“Progreso es hacer realidad las utopías”, me escribe en una tarjeta Josep Giralt, responsable de comunicación de la Fundación Vicente Ferrer. La frase acompaña a Tierra de Sueños, el libro que recoge las imágenes que Cristina García Rodero, en colaboración con La Caixa, ha realizado en la India en torno a la obra del hombre que caminando debajo de un paraguas hizo de Anantapur un milagro.
Vicente Ferrer, sin duda una de las grandes personalidades del siglo XX, hubiera hecho suya esta dedicatoria de Giralt. Quizá porque su vida y obra siempre han estado mucho más cerca de la utopía que de la realidad; o porque nunca perdió la fe en que al final la providencia le acabaría echando una mano, o simplemente porque sus sueños –sí, como los que ahora ha plasmado el ojo inmaculado de García Rodero– siempre viajaron mucho más allá de toda lógica.
Él apuntaba esos sueños de visionario en una gran libreta apaisada de la que nunca se separaba; unos garabatos que idolatraba con la devoción que sólo puede nacer de la creencia absoluta en lo que se hace; pasaba sus páginas con una lentitud ceremoniosa como si el roce de sus dedos pudieran hacer volar las palabras y con ellas los milagros necesarios; nunca se regodeó por lo ya conquistado pero sí que anhelaba las metas todavía no alcanzadas. A Vicente le gustaba enseñarte su libro de los sueños, te los explicaba y te los justificaba uno por uno y tú tenías la certeza absoluta de que al final, como había sucedido siempre, se convertirían en realidad, uno por uno.
Recuerdo aquella cena en Anantapur con una tortilla de patatas compartida y miles de sueños, milagros y utopías correteando por la mesa. Fue en enero de 2009, cinco meses antes de que él se fuera definitivamente. “¡Queda tanto por hacer!”, reflexionaba en voz alta. Y soñaba con más casas, escuelas, hospitales, trabajo. Y lo decía como si el futuro le perteneciera, como si aún tuviera todo el tiempo del mundo para hacer realidad todos los días el milagro de los panes y los peces. Y aunque es bien cierto que probablemente estuviera pensando en su tierra india, no hay que descartar que en su fuero interno imaginara un mundo sin anantapures, en el que a nadie le faltara ni los panes ni los peces.
Antes, mucho antes de esa noche para el recuerdo, sueños, utopías y milagros se pusieron rápidamente de su parte desde que el 13 de febrero de 1952 atracó en Bombay, de la mano de la Compañía de Jesús. Y se activaron mucho más cuando en 1969 llegó a una provincia perdida del estado de Andhra Pradesh para enfrentarse a la pobreza absoluta, para decirles a los más pobres de entre los pobres que ellos también tenían derecho a vivir y a vivir con dignidad. Lo hicieron –ya se había casado con Anna poco antes de que los jesuitas lo expulsaran del paraíso– desde una casa que les dejó una organización protestante y en la que sólo había un mesa, una silla, una máquina de escribir y una frase estampada en la pared que grabaron a fuego en su memoria: “Espera un milagro”.
Él no esperó, nunca tuvo la paciencia necesaria para esperar sentado, y salió a la caza de ese milagro. Y toda su vida fue así, una búsqueda continua de sueños, milagros y utopías. De todo hubo que echar mano para dar de comer a los que no comían, para dar una casa a los que vivían en chabolas o en la calle, para dar trabajo a quienes no trabajaban, para que los que estaban enfermos pudieran curarse, para que las mujeres dejaran de ser esclavas, para que los más pequeños tuvieran todas las letras para escribir la palabra futuro…

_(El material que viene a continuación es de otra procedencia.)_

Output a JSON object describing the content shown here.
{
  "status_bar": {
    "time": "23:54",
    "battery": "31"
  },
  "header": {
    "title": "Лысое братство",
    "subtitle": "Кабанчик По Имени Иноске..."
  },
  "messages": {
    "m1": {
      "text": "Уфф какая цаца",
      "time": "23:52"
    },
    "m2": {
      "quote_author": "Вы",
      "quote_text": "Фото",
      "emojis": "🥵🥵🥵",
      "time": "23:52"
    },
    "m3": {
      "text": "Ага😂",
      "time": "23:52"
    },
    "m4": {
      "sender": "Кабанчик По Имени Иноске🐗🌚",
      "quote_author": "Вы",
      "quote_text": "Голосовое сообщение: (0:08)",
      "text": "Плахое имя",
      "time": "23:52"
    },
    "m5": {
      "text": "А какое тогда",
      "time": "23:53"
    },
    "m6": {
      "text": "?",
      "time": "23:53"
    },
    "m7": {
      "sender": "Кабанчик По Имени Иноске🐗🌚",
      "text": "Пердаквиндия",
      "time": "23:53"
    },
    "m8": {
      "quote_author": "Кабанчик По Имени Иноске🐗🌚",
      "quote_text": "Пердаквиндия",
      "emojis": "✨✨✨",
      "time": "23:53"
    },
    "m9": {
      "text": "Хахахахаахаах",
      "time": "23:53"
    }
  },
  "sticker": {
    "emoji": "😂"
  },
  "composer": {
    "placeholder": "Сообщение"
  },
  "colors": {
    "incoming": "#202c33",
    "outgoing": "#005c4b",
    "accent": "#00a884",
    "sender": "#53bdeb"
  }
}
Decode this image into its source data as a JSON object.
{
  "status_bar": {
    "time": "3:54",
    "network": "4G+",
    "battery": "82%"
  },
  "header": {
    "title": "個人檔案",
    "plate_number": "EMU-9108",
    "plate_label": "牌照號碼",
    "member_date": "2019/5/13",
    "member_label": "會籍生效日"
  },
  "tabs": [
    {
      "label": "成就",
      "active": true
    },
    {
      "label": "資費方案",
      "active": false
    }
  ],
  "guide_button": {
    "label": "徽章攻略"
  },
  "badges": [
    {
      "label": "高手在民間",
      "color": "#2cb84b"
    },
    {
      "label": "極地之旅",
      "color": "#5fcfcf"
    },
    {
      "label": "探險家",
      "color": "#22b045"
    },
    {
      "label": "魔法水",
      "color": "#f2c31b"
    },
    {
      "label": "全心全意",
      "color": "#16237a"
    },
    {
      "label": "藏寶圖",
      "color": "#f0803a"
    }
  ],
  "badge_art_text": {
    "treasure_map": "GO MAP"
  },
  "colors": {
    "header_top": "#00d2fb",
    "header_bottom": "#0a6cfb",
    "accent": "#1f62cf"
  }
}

Hay que ver las imágenes de Cristina García Rodero para comprender la profundidad de la obra de Vicente. En ellas está la historia de lo que un hombre es capaz de hacer por otros hombres en un mundo en el que nadie quiere a nadie. En cada uno de estos rostros iluminados está su sello, sus sueños conquistados, sus milagros alcanzados, sus utopías vestidas de realidad, de carne y hueso, de piel, de olores y colores intensos, de ojos oscuros y miradas profundas.
Él ha sido y seguirá siendo para todos ellos como ese saco de arroz que Shirvani –la mujer que aparece en la portada de Tierra de Sueños– lleva en sus manos el día de su boda para ofrecérselo a la familia del novio y simbolizar así que a la nueva familia jamás le faltará comida. Vicente Ferrer es y será por los siglos de los siglos ese gran saco de arroz que siempre alimentará el cuerpo y el espíritu de su gran familia india.
Pd. La exposición Tierra de Sueños se puede ver en CaixaForum de Madrid, en el Paseo del Prado 36, hasta el próximo 28 de mayo.